Dance couldn’t imagine the pain and panic and horror.

 

Holly said, ‘The club was pretty full but it was under the limit. We checked, first thing. Occupancy is two hundred, most owners pretend that means two-twenty. But Sam’s always been buttoned up about that. Doesn’t fool around. Everything looked in order, all the county documentation – that’s the safety issues. I saw the tax-and insurance-compliance certs on file in the office. They’re current too. That’s what Charles said you were here about.’

 

‘That’s right. I’ll need copies.’

 

‘Sure.’ Holly continued, ‘Fire inspector gave him a clean bill of health last month and Sam’s own insurance company inspected the place a couple of days ago and gave it an A-plus. Extinguishers, sprinklers, lights, alarms and exits.’

 

Except the exits hadn’t opened.

 

‘So, crowded but up to code.’

 

‘Right,’ Holly said. ‘Just after the show started – eight, little after – the fire broke out in the oil drum. The smoke got sucked into the HVAC system and spread throughout the club. Wasn’t real thick but you could smell it. Wood and oil smoke, you know, that’s particularly scary.
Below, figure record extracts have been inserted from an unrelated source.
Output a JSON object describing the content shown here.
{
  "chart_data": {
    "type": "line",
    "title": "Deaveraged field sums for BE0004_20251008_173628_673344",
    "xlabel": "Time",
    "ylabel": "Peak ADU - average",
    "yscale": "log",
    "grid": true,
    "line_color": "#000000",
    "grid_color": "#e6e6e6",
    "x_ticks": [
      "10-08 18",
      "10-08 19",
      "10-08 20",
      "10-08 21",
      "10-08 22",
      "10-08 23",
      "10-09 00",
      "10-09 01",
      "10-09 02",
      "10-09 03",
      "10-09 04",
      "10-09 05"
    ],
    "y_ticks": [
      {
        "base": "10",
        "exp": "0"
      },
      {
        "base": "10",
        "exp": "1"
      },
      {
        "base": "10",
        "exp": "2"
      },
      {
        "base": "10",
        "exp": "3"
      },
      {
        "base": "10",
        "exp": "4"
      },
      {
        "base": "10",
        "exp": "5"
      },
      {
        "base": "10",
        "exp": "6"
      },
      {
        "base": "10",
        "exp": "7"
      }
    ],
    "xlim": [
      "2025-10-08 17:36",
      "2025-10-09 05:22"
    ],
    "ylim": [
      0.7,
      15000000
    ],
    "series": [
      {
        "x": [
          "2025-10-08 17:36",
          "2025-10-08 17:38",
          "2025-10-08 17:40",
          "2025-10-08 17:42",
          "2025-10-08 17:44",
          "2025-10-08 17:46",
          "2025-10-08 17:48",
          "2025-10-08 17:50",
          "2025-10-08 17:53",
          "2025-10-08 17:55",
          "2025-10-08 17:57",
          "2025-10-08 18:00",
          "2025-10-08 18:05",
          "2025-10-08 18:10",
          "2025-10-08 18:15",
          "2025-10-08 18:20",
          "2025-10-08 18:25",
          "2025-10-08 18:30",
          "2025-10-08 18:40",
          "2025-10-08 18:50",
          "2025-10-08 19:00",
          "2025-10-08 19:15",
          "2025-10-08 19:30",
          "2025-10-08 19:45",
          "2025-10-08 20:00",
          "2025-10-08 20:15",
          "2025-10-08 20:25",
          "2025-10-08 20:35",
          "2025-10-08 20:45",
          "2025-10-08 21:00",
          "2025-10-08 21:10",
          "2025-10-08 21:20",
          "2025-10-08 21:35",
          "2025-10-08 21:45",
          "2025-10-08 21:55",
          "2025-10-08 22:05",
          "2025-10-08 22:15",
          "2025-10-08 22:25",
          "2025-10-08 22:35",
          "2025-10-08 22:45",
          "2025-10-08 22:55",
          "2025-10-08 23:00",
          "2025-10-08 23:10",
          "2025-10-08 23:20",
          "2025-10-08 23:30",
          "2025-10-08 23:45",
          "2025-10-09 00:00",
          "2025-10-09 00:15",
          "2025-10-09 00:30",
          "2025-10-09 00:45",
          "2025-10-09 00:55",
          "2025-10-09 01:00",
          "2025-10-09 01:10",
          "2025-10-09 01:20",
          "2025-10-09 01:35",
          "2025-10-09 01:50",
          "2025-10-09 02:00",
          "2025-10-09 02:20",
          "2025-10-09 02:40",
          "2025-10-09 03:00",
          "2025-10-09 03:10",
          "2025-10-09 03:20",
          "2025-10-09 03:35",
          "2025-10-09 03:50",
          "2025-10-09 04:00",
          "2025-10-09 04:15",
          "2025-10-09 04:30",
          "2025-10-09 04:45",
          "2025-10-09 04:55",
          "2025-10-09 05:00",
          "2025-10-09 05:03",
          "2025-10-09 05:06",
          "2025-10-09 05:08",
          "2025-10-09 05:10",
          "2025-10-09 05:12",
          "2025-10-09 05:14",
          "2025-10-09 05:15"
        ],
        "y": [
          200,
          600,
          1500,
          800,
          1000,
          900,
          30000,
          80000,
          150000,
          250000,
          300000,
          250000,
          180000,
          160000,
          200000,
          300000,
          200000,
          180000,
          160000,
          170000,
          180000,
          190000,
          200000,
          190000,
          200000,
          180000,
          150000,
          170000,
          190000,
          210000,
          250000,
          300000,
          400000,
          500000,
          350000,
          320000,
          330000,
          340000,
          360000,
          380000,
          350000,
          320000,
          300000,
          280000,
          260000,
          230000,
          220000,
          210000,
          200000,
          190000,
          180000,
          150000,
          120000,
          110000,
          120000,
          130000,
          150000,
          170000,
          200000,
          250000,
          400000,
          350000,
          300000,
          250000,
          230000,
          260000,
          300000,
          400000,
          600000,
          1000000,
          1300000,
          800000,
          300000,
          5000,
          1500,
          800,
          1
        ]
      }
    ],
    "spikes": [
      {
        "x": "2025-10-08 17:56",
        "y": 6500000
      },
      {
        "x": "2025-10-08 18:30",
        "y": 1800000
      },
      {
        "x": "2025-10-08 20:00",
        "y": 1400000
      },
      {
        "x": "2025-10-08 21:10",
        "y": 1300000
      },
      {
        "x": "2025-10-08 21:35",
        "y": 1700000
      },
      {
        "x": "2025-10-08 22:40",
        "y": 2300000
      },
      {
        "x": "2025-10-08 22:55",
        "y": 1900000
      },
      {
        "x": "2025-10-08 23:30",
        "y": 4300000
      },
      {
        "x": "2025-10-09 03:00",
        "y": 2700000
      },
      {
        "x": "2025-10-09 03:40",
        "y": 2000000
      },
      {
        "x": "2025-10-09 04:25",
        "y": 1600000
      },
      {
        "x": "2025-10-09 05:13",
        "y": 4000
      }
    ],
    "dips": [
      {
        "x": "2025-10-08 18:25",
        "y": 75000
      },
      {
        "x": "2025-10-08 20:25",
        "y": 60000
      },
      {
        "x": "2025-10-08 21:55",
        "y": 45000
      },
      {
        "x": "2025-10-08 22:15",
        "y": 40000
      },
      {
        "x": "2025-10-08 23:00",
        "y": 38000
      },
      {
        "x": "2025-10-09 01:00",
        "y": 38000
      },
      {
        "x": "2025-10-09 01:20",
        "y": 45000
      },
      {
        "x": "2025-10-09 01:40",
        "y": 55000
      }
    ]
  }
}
People went for the closest doors – most, of course, for the exits along the east wall. They opened a little – you can see the truck’s about a foot away so nobody could fit through. Worse, some people reached out through the opening. Their arms or hands got stuck and … well, the crowd kept moving. Three or four arms and shoulders were shattered. Two arms had to be amputated.’ His voice grew distant. ‘Then there was this young woman, nineteen or so. It more or less got torn off. Her arm.’ He was looking down. ‘I heard later she was studying classical piano. Really talented. God.’

 

‘What happened when they realized the doors wouldn’t open?’

 

‘Everybody in the front was pressed against the doors, screaming for the people behind them to turn around. But nobody heard. Or if they did they didn’t listen. Panic. Pure panic. They should’ve gone back toward the other exits, the front, the stage door. Hell, the kitchen had a double door. But for some reason everybody ran the other way – toward the fire doors, the blocked ones. I guess they saw the exit signs and just headed for them.’

 

‘Not much smoke, you said. But visibility?’

 

‘Somebody hit the house lights and people could see everything fine.’

 

Sam Cohen appeared in the doorway. In his sixties, dressed in filthy jeans and a torn work shirt, blue. His remaining curly gray hair was a mess, and he had not slept that night, Dance estimated. He walked through the club slowly, picking up items from the floor, putting them into a battered cardboard box.

 

‘Mr Cohen.’

 

The owner of Solitude Creek made his way unsteadily toward Dance and Holly. His eyes were red: he’d been crying. He walked up, noting a smear of blood on the floor; cruelly, it was in the shape of a heart.